The firm said its institutional FXRM offering also showed strong growth in both spot and hedging services, benefitting from cross-selling opportunities through the group's alternative banking solution.

Collectively, the FXRM division achieved impressive revenue growth of 21% in the first half, with client numbers increasing from 1,047 to 1,089.

The growth rates varied due to a focus on larger, higher revenue potential businesses and adjustments to credit appetite in response to the macroeconomic environment.

Looking at the alternative banking division, the company said the global alternative investment market experienced a decline in deal activity, resulting in fewer accounts being opened and reduced transaction volumes.

Despite that backdrop, it said the division achieved impressive results, with a 17% increase in revenues compared to the same period last year.

Additionally, deferred revenues from account fees grew from £4.9m to £7m, providing increased confidence and visibility for the future.

When considering the net increase in deferred revenue, Alpha Group said growth reached an impressive 32%.

On the financial front, the company said the alternative banking division reported average client balances of £1.9bn in the second quarter, with a blended average interest rate of 3.8%.

That resulted in more than £33m of other operating income, contributing to a 26% increase in adjusted net cash to over £142m at the end of the first half.

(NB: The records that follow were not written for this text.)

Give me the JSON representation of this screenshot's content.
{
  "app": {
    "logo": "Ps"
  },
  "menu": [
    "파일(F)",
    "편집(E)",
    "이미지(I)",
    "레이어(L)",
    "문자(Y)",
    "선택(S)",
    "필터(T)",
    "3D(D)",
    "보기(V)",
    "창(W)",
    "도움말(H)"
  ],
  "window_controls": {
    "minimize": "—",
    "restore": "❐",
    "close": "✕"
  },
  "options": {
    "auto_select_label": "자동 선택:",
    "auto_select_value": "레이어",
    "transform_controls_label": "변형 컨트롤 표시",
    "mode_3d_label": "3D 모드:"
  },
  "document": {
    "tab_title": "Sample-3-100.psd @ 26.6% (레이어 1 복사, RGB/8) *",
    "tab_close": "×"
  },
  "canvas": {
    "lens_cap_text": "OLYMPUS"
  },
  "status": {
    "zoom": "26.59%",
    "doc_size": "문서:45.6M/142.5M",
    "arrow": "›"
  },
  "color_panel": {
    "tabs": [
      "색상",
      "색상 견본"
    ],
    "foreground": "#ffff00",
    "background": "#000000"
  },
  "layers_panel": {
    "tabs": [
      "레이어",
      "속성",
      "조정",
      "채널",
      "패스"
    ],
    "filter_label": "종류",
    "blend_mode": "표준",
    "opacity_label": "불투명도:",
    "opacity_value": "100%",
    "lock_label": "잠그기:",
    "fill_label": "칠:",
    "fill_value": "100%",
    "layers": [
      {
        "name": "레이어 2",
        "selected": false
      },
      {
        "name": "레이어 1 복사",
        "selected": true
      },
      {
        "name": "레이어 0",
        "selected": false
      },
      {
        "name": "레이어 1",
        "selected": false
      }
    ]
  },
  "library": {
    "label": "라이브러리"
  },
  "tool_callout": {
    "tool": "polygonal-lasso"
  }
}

With an increasing number of clients adopting Alpha Group's alternative banking solution and current interest rate levels, the firm said it expected that to remain a significant tailwind, allowing for new and accelerated strategic investments.

Looking ahead, Alpha said that despite the challenging economic conditions in the first half, it managed to deliver strong results, leading to confidence over the outlook for the rest of the year.

The company said it expected continuing revenue and underlying profit growth in line with expectations, driven by momentum in the alternative banking business and strong other operating income from interest on client cash balances.

June marked a record month for the group, and the pipeline of activity for the second half was continuing to grow, further reinforcing Alpha Group's positive outlook.

"It is testament to our strategy, offering, and most importantly, our team, that we have continued to grow strongly in spite of some challenging macro-economic headwinds," said chief executive officer Morgan Tillbrook.

"I am proud that the operational progress and investments that we have continued to make during this period remain very much long-term focussed.

"I am therefore confident that our prospects remain excellent, and that as macro-economic conditions improve, we remain in a great position to capitalise on the sizeable market opportunity in front of us."

At 0804 BST, shares in Alpha Group International were up 0.23% at 2,205p.